I have to admit I was pretty surprised. The results (red squares), averaged for all teams almost perfectly matched the results that we'd expect if the games were independent. Crazy!

The pink lines on the graph were the maximums and minimums for each streak achieved per team, and the blue lines are the range that we'd expect 90% of teams to fall inside naturally if games truly were independent. Again, most teams fall within this range (oddly enough, typically 27/30 which is our magical 90%).

What does this mean? Basically, for the vast majority of teams, and for the NHL as a whole averaged across all 30 teams, hot streaks or cold streaks from any team throughout the season happen almost precisely as often as we'd expect. There's no evidence here that previous games impact future performance in any significant way.

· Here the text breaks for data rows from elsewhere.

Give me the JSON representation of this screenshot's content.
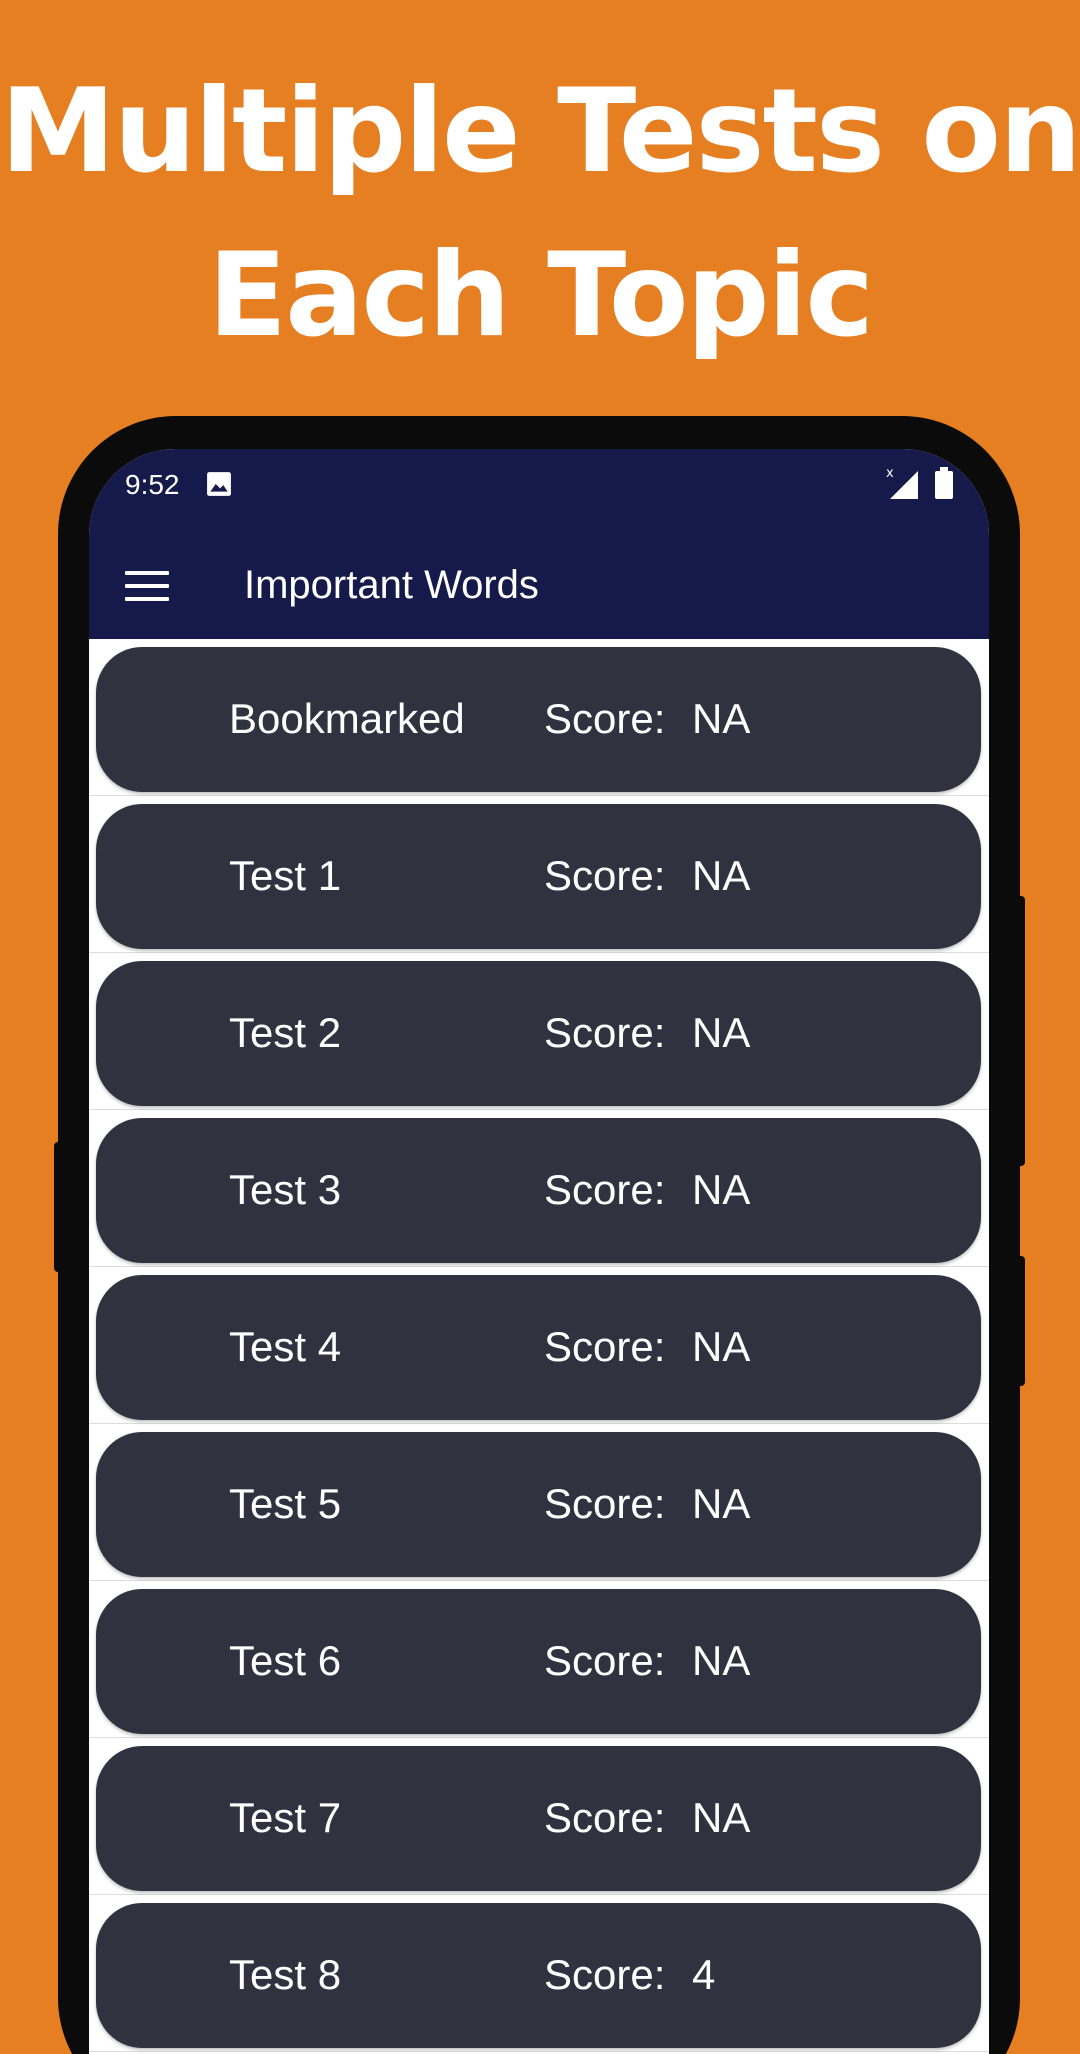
{
  "headline": {
    "line1": "Multiple Tests on",
    "line2": "Each Topic"
  },
  "status_bar": {
    "time": "9:52",
    "icons": [
      "image-icon",
      "signal-icon",
      "battery-icon"
    ]
  },
  "app_bar": {
    "title": "Important Words",
    "menu_icon": "menu-icon"
  },
  "tests": [
    {
      "name": "Bookmarked",
      "score_label": "Score:",
      "score": "NA"
    },
    {
      "name": "Test 1",
      "score_label": "Score:",
      "score": "NA"
    },
    {
      "name": "Test 2",
      "score_label": "Score:",
      "score": "NA"
    },
    {
      "name": "Test 3",
      "score_label": "Score:",
      "score": "NA"
    },
    {
      "name": "Test 4",
      "score_label": "Score:",
      "score": "NA"
    },
    {
      "name": "Test 5",
      "score_label": "Score:",
      "score": "NA"
    },
    {
      "name": "Test 6",
      "score_label": "Score:",
      "score": "NA"
    },
    {
      "name": "Test 7",
      "score_label": "Score:",
      "score": "NA"
    },
    {
      "name": "Test 8",
      "score_label": "Score:",
      "score": "4"
    }
  ],
  "colors": {
    "background": "#E67E22",
    "app_bar": "#161A4A",
    "card": "#30323F",
    "text": "#FFFFFF"
  }
}
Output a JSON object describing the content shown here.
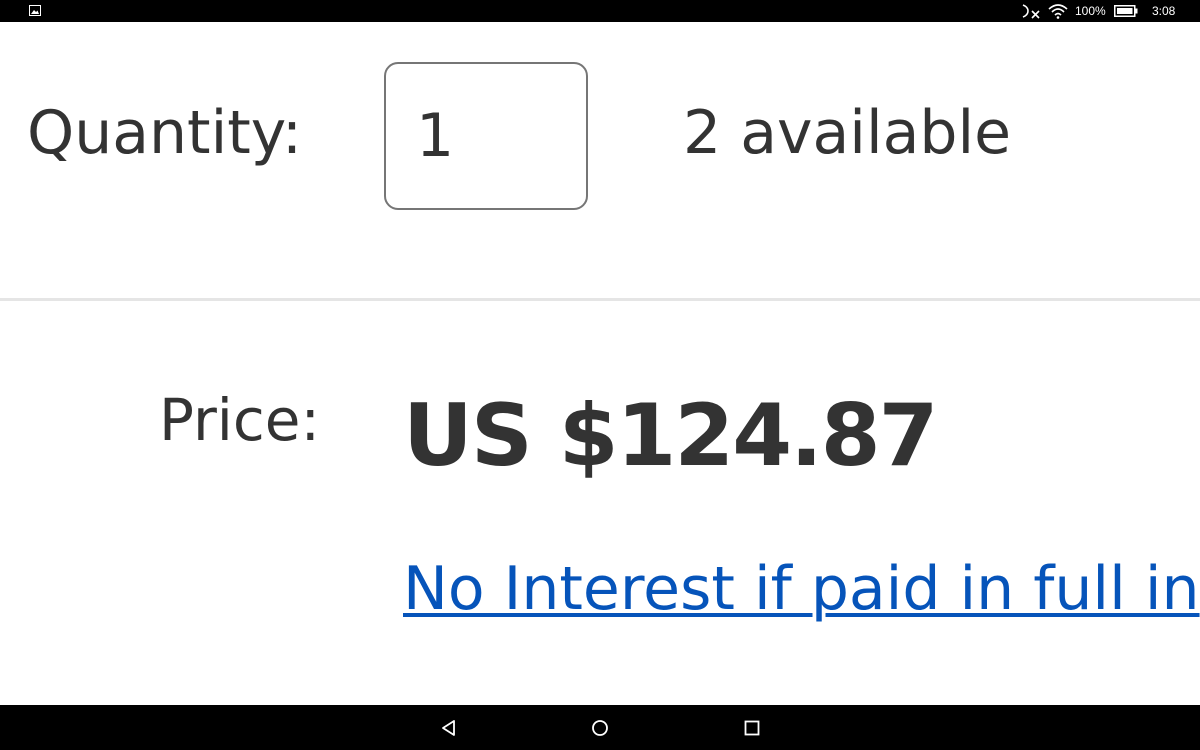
{
  "status_bar": {
    "battery": "100%",
    "time": "3:08",
    "icons": [
      "image-notification-icon",
      "bluetooth-off-icon",
      "wifi-icon",
      "battery-icon"
    ]
  },
  "listing": {
    "quantity_label": "Quantity:",
    "quantity_value": "1",
    "available_text": "2 available",
    "price_label": "Price:",
    "price_value": "US $124.87",
    "financing_link": "No Interest if paid in full in"
  },
  "nav_bar": {
    "icons": [
      "back-icon",
      "home-icon",
      "recents-icon"
    ]
  },
  "colors": {
    "text": "#333333",
    "link": "#0654ba",
    "input_border": "#767676",
    "divider": "#e5e5e5",
    "system_bars": "#000000"
  }
}
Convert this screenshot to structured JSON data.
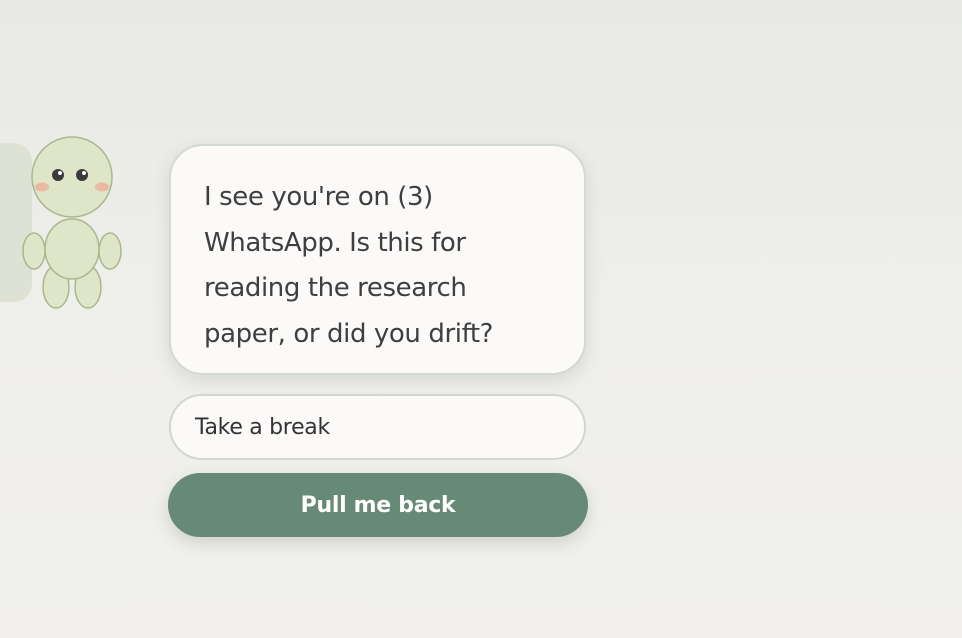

This is actually pretty good news for my model, because now it doesn't have to be quite as complicated as I was worried about. It's also humbling to know that, even though hockey games depend on the collective actions of a bunch of humans, they follows expected statistical patterns so closely.

So the next time you're betting on hockey games or worried about bombs on airplanes, just take a moment to consider that these events are statistically independent. A team on a hot streak is no more or less likely to win than any other team, and there's really nothing you can do about other people bringing bombs on your flight.